Teradata Aster® Analytics Foundation User GuideUpdate 2

Product
Aster Analytics
Release Number
7.00.02
Release Date
September 2017
Content Type
Programming Reference
User Guide
Publication ID
B700-1022-700K
Language
English (United States)
The NaiveBayesTextClassifierTrainer function has these input tables:
  • Input table, token
  • [Optional] categories
  • [Optional] stop_word

The token table, which contains the classified training tokens, is usually generated by a tokenizing function, such as TextTokenizer or Text_Parser. The following table describes its schema.

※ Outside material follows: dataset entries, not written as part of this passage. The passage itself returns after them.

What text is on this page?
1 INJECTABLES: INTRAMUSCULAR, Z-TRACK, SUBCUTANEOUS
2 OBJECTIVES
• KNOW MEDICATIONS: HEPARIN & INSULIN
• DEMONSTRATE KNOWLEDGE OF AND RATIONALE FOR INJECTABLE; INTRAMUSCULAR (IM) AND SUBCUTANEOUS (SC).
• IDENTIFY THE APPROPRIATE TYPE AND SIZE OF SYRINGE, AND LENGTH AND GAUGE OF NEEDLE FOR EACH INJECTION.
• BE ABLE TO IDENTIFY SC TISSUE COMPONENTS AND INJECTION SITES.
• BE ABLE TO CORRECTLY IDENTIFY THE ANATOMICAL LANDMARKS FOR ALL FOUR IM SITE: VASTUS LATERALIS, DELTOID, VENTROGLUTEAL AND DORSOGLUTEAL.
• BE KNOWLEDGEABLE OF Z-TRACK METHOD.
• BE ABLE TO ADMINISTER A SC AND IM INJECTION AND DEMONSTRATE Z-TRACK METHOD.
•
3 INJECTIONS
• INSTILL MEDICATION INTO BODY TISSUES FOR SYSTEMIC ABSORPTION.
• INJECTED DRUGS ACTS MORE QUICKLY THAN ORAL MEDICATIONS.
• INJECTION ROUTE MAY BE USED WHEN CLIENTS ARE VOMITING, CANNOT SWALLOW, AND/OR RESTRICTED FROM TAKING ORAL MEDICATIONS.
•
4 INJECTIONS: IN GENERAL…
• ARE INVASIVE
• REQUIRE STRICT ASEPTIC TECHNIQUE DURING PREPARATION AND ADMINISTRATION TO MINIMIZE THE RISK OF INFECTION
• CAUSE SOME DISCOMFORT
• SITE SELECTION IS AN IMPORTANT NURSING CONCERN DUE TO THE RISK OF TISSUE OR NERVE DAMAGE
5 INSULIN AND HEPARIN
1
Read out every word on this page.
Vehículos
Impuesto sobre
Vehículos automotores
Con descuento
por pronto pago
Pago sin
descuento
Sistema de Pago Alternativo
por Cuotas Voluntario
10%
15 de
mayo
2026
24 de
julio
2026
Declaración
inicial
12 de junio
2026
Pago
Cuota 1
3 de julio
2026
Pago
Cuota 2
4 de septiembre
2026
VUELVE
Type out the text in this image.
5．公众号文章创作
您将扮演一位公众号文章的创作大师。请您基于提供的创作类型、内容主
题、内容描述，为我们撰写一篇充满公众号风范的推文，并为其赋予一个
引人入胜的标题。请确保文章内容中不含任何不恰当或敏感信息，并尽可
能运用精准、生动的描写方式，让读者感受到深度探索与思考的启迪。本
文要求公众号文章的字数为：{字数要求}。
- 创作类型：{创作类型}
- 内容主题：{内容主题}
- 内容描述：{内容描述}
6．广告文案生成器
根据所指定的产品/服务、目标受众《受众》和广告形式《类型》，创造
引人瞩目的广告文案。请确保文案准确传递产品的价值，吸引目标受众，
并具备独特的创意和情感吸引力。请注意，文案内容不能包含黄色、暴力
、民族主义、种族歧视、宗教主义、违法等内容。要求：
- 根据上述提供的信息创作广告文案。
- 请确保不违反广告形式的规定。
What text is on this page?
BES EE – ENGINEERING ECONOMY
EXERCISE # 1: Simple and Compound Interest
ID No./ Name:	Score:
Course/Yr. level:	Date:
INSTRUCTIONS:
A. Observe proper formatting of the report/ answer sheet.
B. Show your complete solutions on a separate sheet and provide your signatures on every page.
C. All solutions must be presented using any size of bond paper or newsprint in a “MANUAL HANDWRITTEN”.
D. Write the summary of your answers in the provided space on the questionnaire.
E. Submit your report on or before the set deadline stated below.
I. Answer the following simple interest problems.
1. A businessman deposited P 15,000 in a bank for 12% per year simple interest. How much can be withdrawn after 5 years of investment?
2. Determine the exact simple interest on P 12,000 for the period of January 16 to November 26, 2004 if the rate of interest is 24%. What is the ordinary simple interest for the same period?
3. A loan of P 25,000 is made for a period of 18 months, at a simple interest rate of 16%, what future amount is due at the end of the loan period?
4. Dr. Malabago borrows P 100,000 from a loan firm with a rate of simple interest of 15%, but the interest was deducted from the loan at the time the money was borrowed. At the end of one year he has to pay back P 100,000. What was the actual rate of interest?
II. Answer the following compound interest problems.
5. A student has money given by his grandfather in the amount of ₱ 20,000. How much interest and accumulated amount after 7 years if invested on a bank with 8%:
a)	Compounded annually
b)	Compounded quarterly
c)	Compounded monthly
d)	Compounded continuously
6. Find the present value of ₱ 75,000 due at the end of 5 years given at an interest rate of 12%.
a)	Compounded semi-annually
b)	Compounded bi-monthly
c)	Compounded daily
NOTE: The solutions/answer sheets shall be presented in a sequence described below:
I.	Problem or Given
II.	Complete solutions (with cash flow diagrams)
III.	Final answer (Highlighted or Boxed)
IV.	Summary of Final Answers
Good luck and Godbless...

NaiveBayesTextClassifierTrainer Token Table Schema
Column Name Data Type Description
doc_id_column CHARACTER, VARCHAR, text, INTEGER, or SMALLINT Contains the identifiers of the documents that contain the classified training tokens. The table can have more than one such column.
token_column CHARACTER, VARCHAR, or text Contains the classified training tokens.
doc_category_column CHARACTER, VARCHAR, or text Contains the categories of the documents that contain the classified training tokens.
Partition the table by this column.

The categories table contains all possible prediction categories. If you omit this table, then you must specify all possible prediction categories with the Categories argument.

NaiveBayesTextClassifierTrainer Categories Table Schema
Column Name Data Type Description
category_column CHARACTER, VARCHAR, or text Contains all possible prediction categories.

The stop_words table contains all possible stop words (a, an, the, and so on). If you omit this table, then you must specify all possible stop words with the Stop_Words argument.

NaiveBayesTextClassifierTrainer Stop_Words Table Schema
Column Name Data Type Description
stop_words_column CHARACTER, VARCHAR, or text Contains all possible stop words.